Geographical scope of the trademarks. Trademark rights are territorial. You need to take into consideration that even if the seller has registered the trademark in all countries that are important to him, there might be other countries that you are interested in or already doing business in. This means that the mark is not registered in those territories, and you have to take care of that. In the worst-case scenario, somebody else has already registered a similar mark in those countries, preventing you from registering and using the mark there.
Non-infringement. You need to make sure that the marks you purchase do not infringe on other companies’ trademarks. At the very least, the seller must be able to say (represent and warrant) that there are no pending disputes or claims against the use of the mark and that he is not aware that the use of the mark would infringe on other trademarks. If there are ongoing oppositions against the registration of the mark, this is also important to know.

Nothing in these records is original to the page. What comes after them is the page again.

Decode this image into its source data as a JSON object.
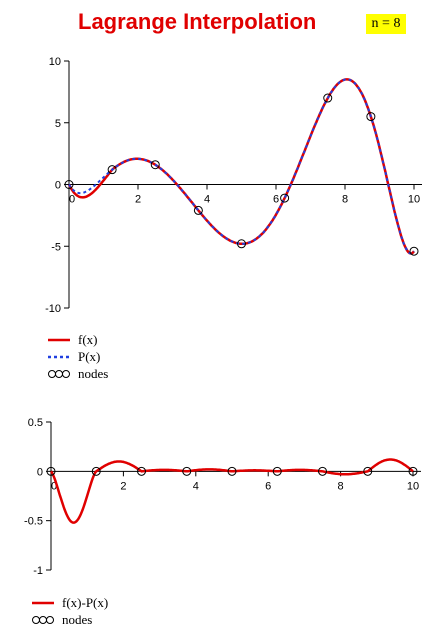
{
  "title": "Lagrange Interpolation",
  "n_label": "n = 8",
  "colors": {
    "title": "#e00000",
    "f": "#e00000",
    "P": "#2040e0",
    "badge": "#ffff00"
  },
  "chart_data": [
    {
      "type": "line",
      "title": "",
      "xlabel": "",
      "ylabel": "",
      "xlim": [
        0,
        10
      ],
      "ylim": [
        -10,
        10
      ],
      "x_ticks": [
        0,
        2,
        4,
        6,
        8,
        10
      ],
      "y_ticks": [
        -10,
        -5,
        0,
        5,
        10
      ],
      "legend_placement": "bottom-left",
      "series": [
        {
          "name": "f(x)",
          "style": "solid",
          "color": "#e00000"
        },
        {
          "name": "P(x)",
          "style": "dotted",
          "color": "#2040e0"
        },
        {
          "name": "nodes",
          "style": "circles"
        }
      ],
      "nodes": [
        {
          "x": 0,
          "y": 0
        },
        {
          "x": 1.25,
          "y": 1.2
        },
        {
          "x": 2.5,
          "y": 1.6
        },
        {
          "x": 3.75,
          "y": -2.1
        },
        {
          "x": 5.0,
          "y": -4.8
        },
        {
          "x": 6.25,
          "y": -1.1
        },
        {
          "x": 7.5,
          "y": 7.0
        },
        {
          "x": 8.75,
          "y": 5.5
        },
        {
          "x": 10.0,
          "y": -5.4
        }
      ]
    },
    {
      "type": "line",
      "title": "",
      "xlabel": "",
      "ylabel": "",
      "xlim": [
        0,
        10
      ],
      "ylim": [
        -1,
        0.5
      ],
      "x_ticks": [
        0,
        2,
        4,
        6,
        8,
        10
      ],
      "y_ticks": [
        -1,
        -0.5,
        0,
        0.5
      ],
      "legend_placement": "bottom-left",
      "series": [
        {
          "name": "f(x)-P(x)",
          "style": "solid",
          "color": "#e00000"
        },
        {
          "name": "nodes",
          "style": "circles"
        }
      ],
      "nodes": [
        {
          "x": 0,
          "y": 0
        },
        {
          "x": 1.25,
          "y": 0
        },
        {
          "x": 2.5,
          "y": 0
        },
        {
          "x": 3.75,
          "y": 0
        },
        {
          "x": 5.0,
          "y": 0
        },
        {
          "x": 6.25,
          "y": 0
        },
        {
          "x": 7.5,
          "y": 0
        },
        {
          "x": 8.75,
          "y": 0
        },
        {
          "x": 10.0,
          "y": 0
        }
      ]
    }
  ]
}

Contractual or other encumbrances. The owner may have made commitments (undertakings) regarding the use or registration of the mark. These could be, for example, license agreements or so-called coexistence agreements. Especially on the EU level, it is quite common that if the trademark application was opposed, the opposition has been settled amicably by way of concluding a coexistence agreement. This agreement typically states the goods and services for which the mark can be used and/or registered. For example, the seller may have undertaken that the mark cannot be used for particular products or in a particular way. If this conflicts with your intended use of the mark, you have a problem. Similarly, the mark may have been given as security for credit. This would most likely prevent the seller from assigning the trademark to you.
The above-mentioned considerations are only some of the things you must take into account when conducting due diligence. In addition to doing your due diligence, you can also limit the risks with contractual stipulations. However, the seller will do just the same. He will try to pass all the risks on to you. It is highly recommended that you get a legal advisor for doing due diligence and negotiating the agreement.
Remember that the devil is in the detail. Conducting due diligence can be tedious and boring, but it is important to do it properly and thoroughly. If you skip this stage, you may end up getting something else than you thought. Caveat emptor, buyer beware.